Its advantages are on par with the Kindle Fire HD's: the 16x9 widescreen display with tighter pixel resolution makes it better for movies and books. But with only a few exceptions such as Netflix, it's hard to get movies and TV shows from anywhere but Google itself, and ditto for books. For now, buying a Google tablet means, essentially, paying Google for content. I, for one, would rather give my content allowance to Amazon or Apple, because they both have strong track records of selling digital media, and Google doesn't have a track record of selling anything but ads.

Worse still, there are seriously zero apps available for Android tablets. You can put apps on an Android tablet, sure, but almost every one is just a stretched-out Android phone app, even the ones you'd expect to be tablet-ized, like Kindle Reader and the Weather Channel.

WINNER: iPad Mini 

Vs. Fourth-generation iPad
You now know what you get — and what you lose — by saving $130 and buying one of the $199 Android tablets. But what do you gain by spending an extra $170 for the full monty? Well, that larger Retina display is the main thing, and let me tell you, it really does make a huge difference in eye-strain, especially for us night-time e-book readers. Movies, too, will look nicer on the high-definition screen. Here's a screen comparison to illustrate what I mean:

text comparison iPad Retina and iPad Mini
The same size text, shown on the 4th-gen iPad and the iPad Mini, magnified about 7X. See how much larger the pixels are on the smaller tablet's screen? Wilson Rothman

In general, you will also find that larger screen size to be better for many apps that are meant for interaction, like sketch apps, or strategy games that require multiple windows.

Speaking of games, you also get Apple's latest-generation A6X processor, a dual-core chip with quad-core graphics. Game developers are going to be optimizing for that, not the 2011-era A5 that's inside the iPad Mini.

But a larger tablet may not be what you want. Some people have been waiting for something that offers the convenience and app lineup of the iPad in a package closer in size to a paperback book. Well, that's what the iPad Mini is.


Vs. iPad Mini 2
Wait, what?? Apple put out an iPad Mini 2 already?? No, it hasn't. But you know that within 12 months, it certainly will. And Apple will have sorted out a way to jam a higher-resolution screen and faster processor in there. (It'd be nice if Apple lowered the price to $299 while at it, but we're not holding our breath.)

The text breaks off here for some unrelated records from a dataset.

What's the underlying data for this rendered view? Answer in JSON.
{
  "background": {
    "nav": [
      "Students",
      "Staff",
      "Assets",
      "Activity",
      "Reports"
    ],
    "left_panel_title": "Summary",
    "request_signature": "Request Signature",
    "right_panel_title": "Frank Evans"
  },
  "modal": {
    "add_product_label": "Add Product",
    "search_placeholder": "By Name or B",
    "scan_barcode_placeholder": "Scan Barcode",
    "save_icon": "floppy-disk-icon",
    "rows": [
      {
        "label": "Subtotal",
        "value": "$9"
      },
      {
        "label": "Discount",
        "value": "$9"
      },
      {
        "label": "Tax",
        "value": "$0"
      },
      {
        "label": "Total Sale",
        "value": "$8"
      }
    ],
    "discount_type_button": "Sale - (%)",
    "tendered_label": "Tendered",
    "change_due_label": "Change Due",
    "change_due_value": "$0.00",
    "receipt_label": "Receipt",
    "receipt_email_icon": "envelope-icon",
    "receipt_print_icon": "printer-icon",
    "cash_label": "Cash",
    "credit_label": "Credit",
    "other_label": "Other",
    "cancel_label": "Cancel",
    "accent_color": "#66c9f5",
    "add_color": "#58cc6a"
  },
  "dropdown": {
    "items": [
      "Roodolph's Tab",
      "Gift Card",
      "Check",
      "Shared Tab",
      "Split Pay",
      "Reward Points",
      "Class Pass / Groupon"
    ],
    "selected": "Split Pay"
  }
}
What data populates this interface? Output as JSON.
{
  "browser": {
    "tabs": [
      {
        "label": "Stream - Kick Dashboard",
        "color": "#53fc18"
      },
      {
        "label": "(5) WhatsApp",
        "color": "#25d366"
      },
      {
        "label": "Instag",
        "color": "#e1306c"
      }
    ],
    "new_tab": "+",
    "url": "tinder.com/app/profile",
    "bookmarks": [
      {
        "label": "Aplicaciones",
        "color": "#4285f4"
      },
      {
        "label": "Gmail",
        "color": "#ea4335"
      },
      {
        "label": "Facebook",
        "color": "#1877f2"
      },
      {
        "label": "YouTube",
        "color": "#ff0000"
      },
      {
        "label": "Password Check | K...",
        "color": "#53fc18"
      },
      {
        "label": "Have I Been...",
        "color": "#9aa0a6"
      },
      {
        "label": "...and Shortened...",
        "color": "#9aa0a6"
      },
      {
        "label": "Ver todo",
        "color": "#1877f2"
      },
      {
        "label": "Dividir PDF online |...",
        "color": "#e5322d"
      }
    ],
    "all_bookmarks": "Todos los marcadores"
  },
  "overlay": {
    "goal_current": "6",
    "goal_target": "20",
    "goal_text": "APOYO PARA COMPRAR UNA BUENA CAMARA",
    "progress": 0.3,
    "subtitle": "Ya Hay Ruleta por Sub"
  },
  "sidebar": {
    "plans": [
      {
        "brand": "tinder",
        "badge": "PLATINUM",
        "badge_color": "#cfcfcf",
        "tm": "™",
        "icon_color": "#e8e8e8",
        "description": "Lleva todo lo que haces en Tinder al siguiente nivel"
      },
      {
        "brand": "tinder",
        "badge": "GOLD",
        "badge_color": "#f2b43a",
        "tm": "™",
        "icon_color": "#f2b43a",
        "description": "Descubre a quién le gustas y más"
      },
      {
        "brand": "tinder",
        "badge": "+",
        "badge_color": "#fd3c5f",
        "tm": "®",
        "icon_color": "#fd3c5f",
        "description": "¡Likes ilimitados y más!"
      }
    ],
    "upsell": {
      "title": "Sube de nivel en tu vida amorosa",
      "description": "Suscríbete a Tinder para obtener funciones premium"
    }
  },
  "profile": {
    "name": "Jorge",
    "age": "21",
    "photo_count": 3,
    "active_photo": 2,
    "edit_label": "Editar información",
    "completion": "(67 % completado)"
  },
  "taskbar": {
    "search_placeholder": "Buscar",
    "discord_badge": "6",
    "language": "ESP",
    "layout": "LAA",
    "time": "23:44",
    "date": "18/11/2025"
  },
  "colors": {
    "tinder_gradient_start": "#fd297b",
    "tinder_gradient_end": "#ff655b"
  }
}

There are many examples of this in Apple's history, but it's easiest to simply look back on the larger iPads. The iPad 2 was a huge step up from the first iPad, because it got cameras and a thinner body. The third iPad basically completed the formula for perfection with better cameras and a high-resolution Retina display. In fact, the third iPad is so good, the only reason the fourth generation exists is to tidy up Apple's own production lines, and perpetuate the Lightning connector.

So then you extrapolate: Is there a consistent complaint about the iPad Mini, one that holds up even in Apple's world of "we know better than you" design choices? Yes, it doesn't have a Retina screen. Then ask, what's the chance that Apple fixing this particular problem within 12 months? Answer: 100 percent.

So then the calculus is, how much happiness do I sacrifice by waiting a year for an iPad Mini? Is it worth it to buy a cheaper tablet and put the remaining $140 in the iPad Mini 2 fund? Do I even have the willpower to resist a shiny new Apple product? 

WINNER: Non-existent future iPad Mini 2 with Retina display — assuming you can hold out for it.